Pesaro. Gigolò impotente rovina addio al nubilato: “Spesi 4mila euro per nulla”

di Redazione Blitz
Pubblicato il 29 Gennaio 2015 13:17 | Ultimo aggiornamento: 29 Gennaio 2015 13:17
Pesaro. Gigolò impotente rovina addio al nubilato: "Spesi 4mila euro per nulla"

Pesaro. Gigolò impotente rovina addio al nubilato: “Spesi 4mila euro per nulla”

PESARO – Hanno assunto un gigolò per un addio al nubilato, ma sono rimaste decisamente deluse. Il gigolò si è rivelato impotente e le amiche della sposa non hanno davvero apprezzato il flop, soprattutto dopo aver pagato 4mila euro per la sua “semplice” compagnia.

Elisabetta Rossi sul Messaggero scrive che il gigolò, con tanto di pedigree da vero maschio latino, ha regalato una brutta sorpresa alle sue clienti:

“«Non scriverò nulla di me perchè una donna ha la capacità di valutare un uomo meglio di quanto lui stesso riesca a fare. Se vorrete incontrarmi valuterete da voi stesse», avevano letto quelle amiche sul suo biglietto da visita on line. E a convincerle che fosse il tipo giusto era stato quel suo sguardo da ragazzo della porta accanto, quell’atteggiamento rassicurante. Oltre al fatto che il suo cachet era il più basso. Insomma, niente foto con occhiate assassine alla Rocco Siffredi o micro slip leopardati. Lui era sembrato il classico bravo ragazzo e l’ affare è stato presto fatto”.

Le amiche della sposa decidono allora di assumere il gigolò:

“Il tutto per un cachet di 4mila euro, incluso pernotto e viaggio. Pagamento “cash” oppure con assegno prima della prestazione. Arriva la sera tanto attesa e le amiche portano la loro sorpresa a casa della nubenda. La nascondono dentro un pacco regalo. A mezzanotte il “regalo” salta fuori dal pacco e davanti a 15 commensali scatenate si esibisce nel classico spogliarello.

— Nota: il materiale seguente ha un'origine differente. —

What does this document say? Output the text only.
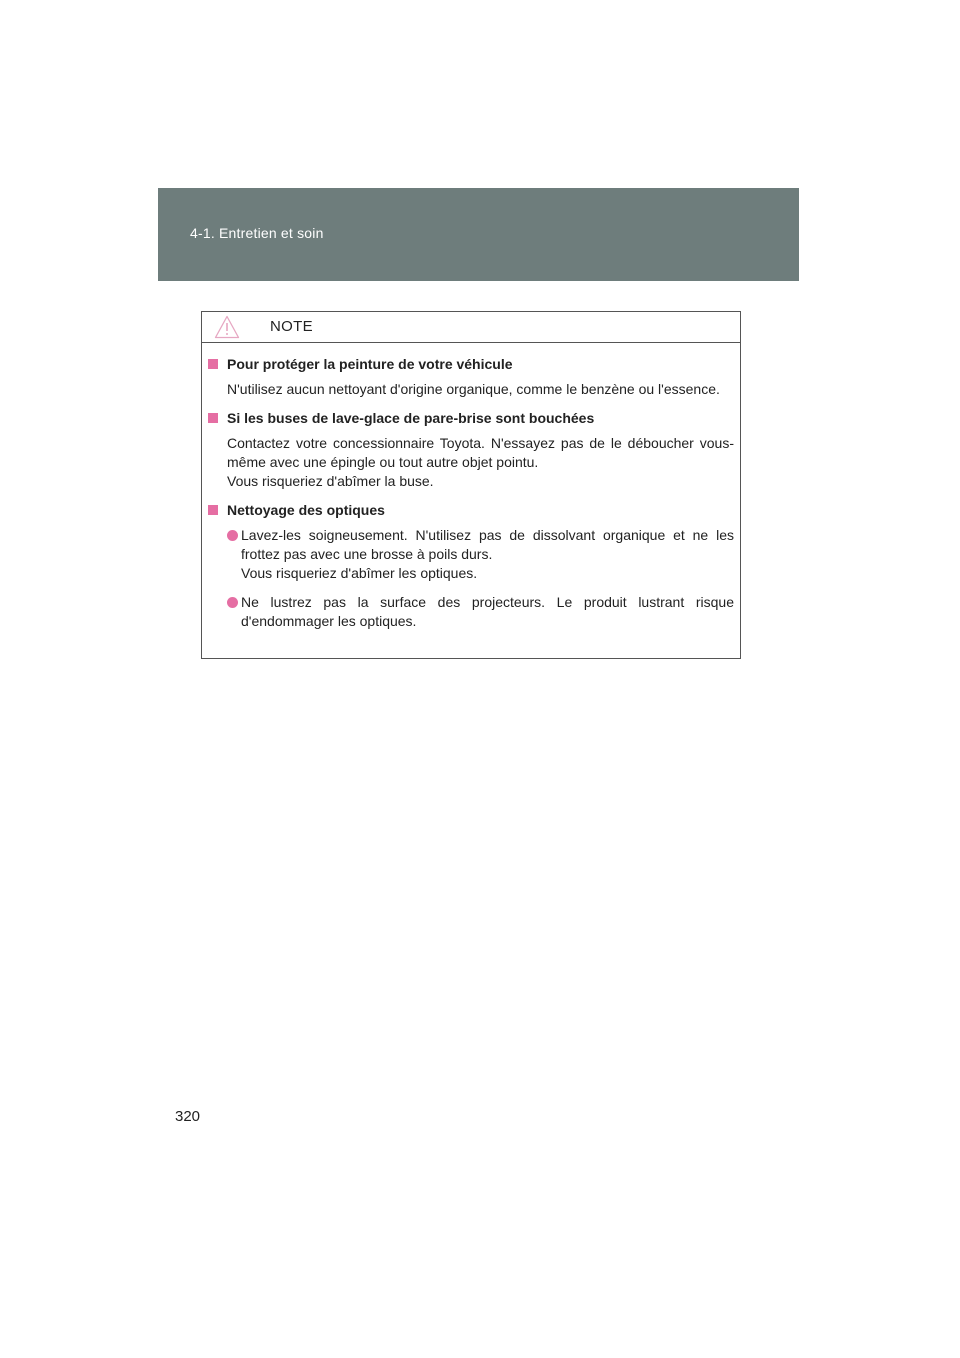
4-1. Entretien et soin
NOTE
Pour protéger la peinture de votre véhicule
N'utilisez aucun nettoyant d'origine organique, comme le benzène ou l'essence.
Si les buses de lave-glace de pare-brise sont bouchées
Contactez votre concessionnaire Toyota. N'essayez pas de le déboucher vous-même avec une épingle ou tout autre objet pointu.
Vous risqueriez d'abîmer la buse.
Nettoyage des optiques
Lavez-les soigneusement. N'utilisez pas de dissolvant organique et ne les frottez pas avec une brosse à poils durs.
Vous risqueriez d'abîmer les optiques.
Ne lustrez pas la surface des projecteurs. Le produit lustrant risque d'endommager les optiques.
320
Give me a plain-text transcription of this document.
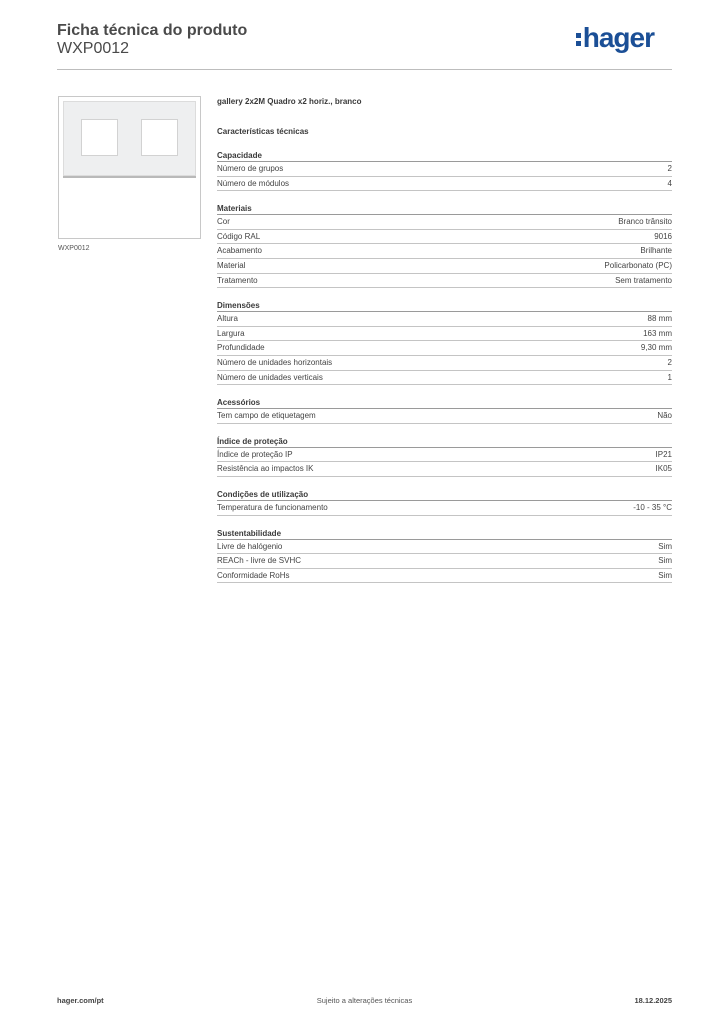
Ficha técnica do produto
WXP0012	hager
WXP0012
gallery 2x2M Quadro x2 horiz., branco
Características técnicas
Capacidade
Número de grupos	2
Número de módulos	4
Materiais
Cor	Branco trânsito
Código RAL	9016
Acabamento	Brilhante
Material	Policarbonato (PC)
Tratamento	Sem tratamento
Dimensões
Altura	88 mm
Largura	163 mm
Profundidade	9,30 mm
Número de unidades horizontais	2
Número de unidades verticais	1
Acessórios
Tem campo de etiquetagem	Não
Índice de proteção
Índice de proteção IP	IP21
Resistência ao impactos IK	IK05
Condições de utilização
Temperatura de funcionamento	-10 - 35 °C
Sustentabilidade
Livre de halógenio	Sim
REACh - livre de SVHC	Sim
Conformidade RoHs	Sim
hager.com/pt	Sujeito a alterações técnicas	18.12.2025
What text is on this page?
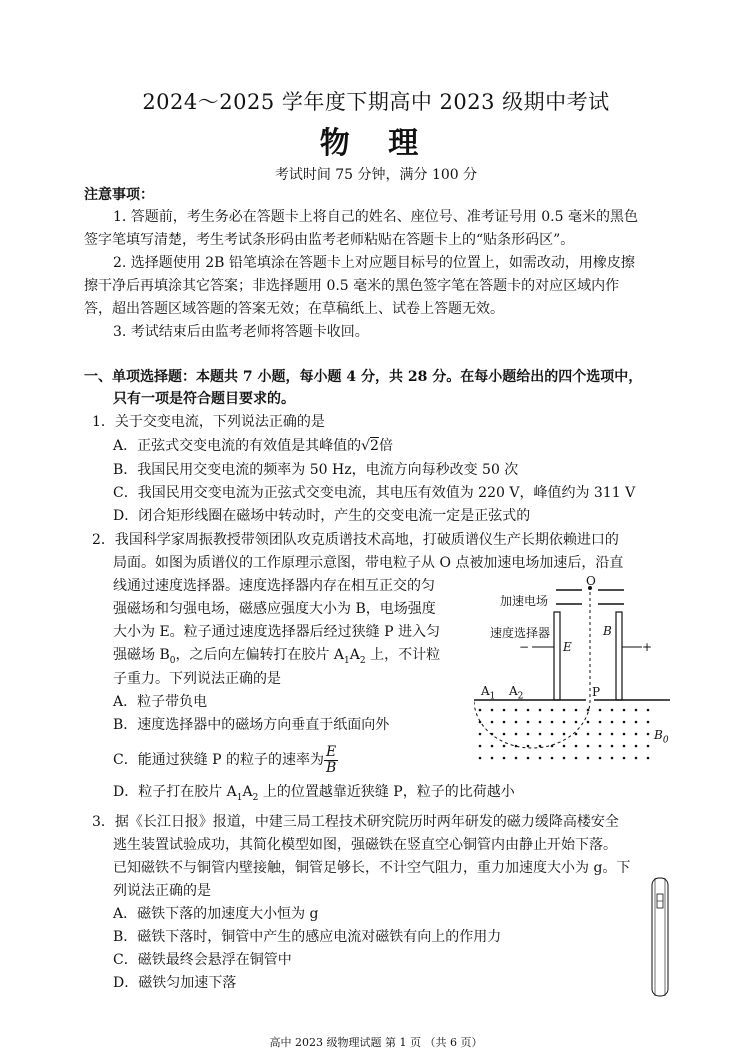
2024～2025 学年度下期高中 2023 级期中考试
物 理
考试时间 75 分钟，满分 100 分
注意事项：
1. 答题前，考生务必在答题卡上将自己的姓名、座位号、准考证号用 0.5 毫米的黑色
签字笔填写清楚，考生考试条形码由监考老师粘贴在答题卡上的“贴条形码区”。
2. 选择题使用 2B 铅笔填涂在答题卡上对应题目标号的位置上，如需改动，用橡皮擦
擦干净后再填涂其它答案；非选择题用 0.5 毫米的黑色签字笔在答题卡的对应区域内作
答，超出答题区域答题的答案无效；在草稿纸上、试卷上答题无效。
3. 考试结束后由监考老师将答题卡收回。
一、单项选择题：本题共 7 小题，每小题 4 分，共 28 分。在每小题给出的四个选项中，
只有一项是符合题目要求的。
1．关于交变电流，下列说法正确的是
A．正弦式交变电流的有效值是其峰值的√2倍
B．我国民用交变电流的频率为 50 Hz，电流方向每秒改变 50 次
C．我国民用交变电流为正弦式交变电流，其电压有效值为 220 V，峰值约为 311 V
D．闭合矩形线圈在磁场中转动时，产生的交变电流一定是正弦式的
2．我国科学家周振教授带领团队攻克质谱技术高地，打破质谱仪生产长期依赖进口的
局面。如图为质谱仪的工作原理示意图，带电粒子从 O 点被加速电场加速后，沿直
线通过速度选择器。速度选择器内存在相互正交的匀
强磁场和匀强电场，磁感应强度大小为 B，电场强度
大小为 E。粒子通过速度选择器后经过狭缝 P 进入匀
强磁场 $B_0$，之后向左偏转打在胶片 $A_1A_2$ 上，不计粒
子重力。下列说法正确的是
A．粒子带负电
B．速度选择器中的磁场方向垂直于纸面向外
C．能通过狭缝 P 的粒子的速率为 $\frac{E}{B}$
D．粒子打在胶片 $A_1A_2$ 上的位置越靠近狭缝 P，粒子的比荷越小
O
加速电场
速度选择器
−	+
E
B
$A_1$ $A_2$	P
$B_0$
3．据《长江日报》报道，中建三局工程技术研究院历时两年研发的磁力缓降高楼安全
逃生装置试验成功，其简化模型如图，强磁铁在竖直空心铜管内由静止开始下落。
已知磁铁不与铜管内壁接触，铜管足够长，不计空气阻力，重力加速度大小为 g。下
列说法正确的是
A．磁铁下落的加速度大小恒为 g
B．磁铁下落时，铜管中产生的感应电流对磁铁有向上的作用力
C．磁铁最终会悬浮在铜管中
D．磁铁匀加速下落
高中 2023 级物理试题 第 1 页 （共 6 页）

Dopo un’oretta di giochi, le organizzatrici dello show decidono che è arrivato il momento di lasciare soli la promessa sposa e il loro regalo. Ma l’uomo non ci sta. Dice che sarebbe andato a dormire in albergo e sarebbe tornato il giorno dopo a finire il lavoro. Una delle amiche pretende spiegazioni. E confessa che è impotente. Insomma, gigolò sì, ma solo a parole”.

Le clienti si sono sentite raggirate e hanno tentato di farsi ridare i soldi:

“Abbiamo pagato 4mila euro per un qualcosa che non abbiamo avuto – hanno detto sconsolate le amiche della sposa – qualcuno penserà che ce lo siamo meritato ma questo “signore” ci ha truffato e legalmente non gli si può fare nulla. E come lo ha fatto a noi chissà con quante altre lo farà”.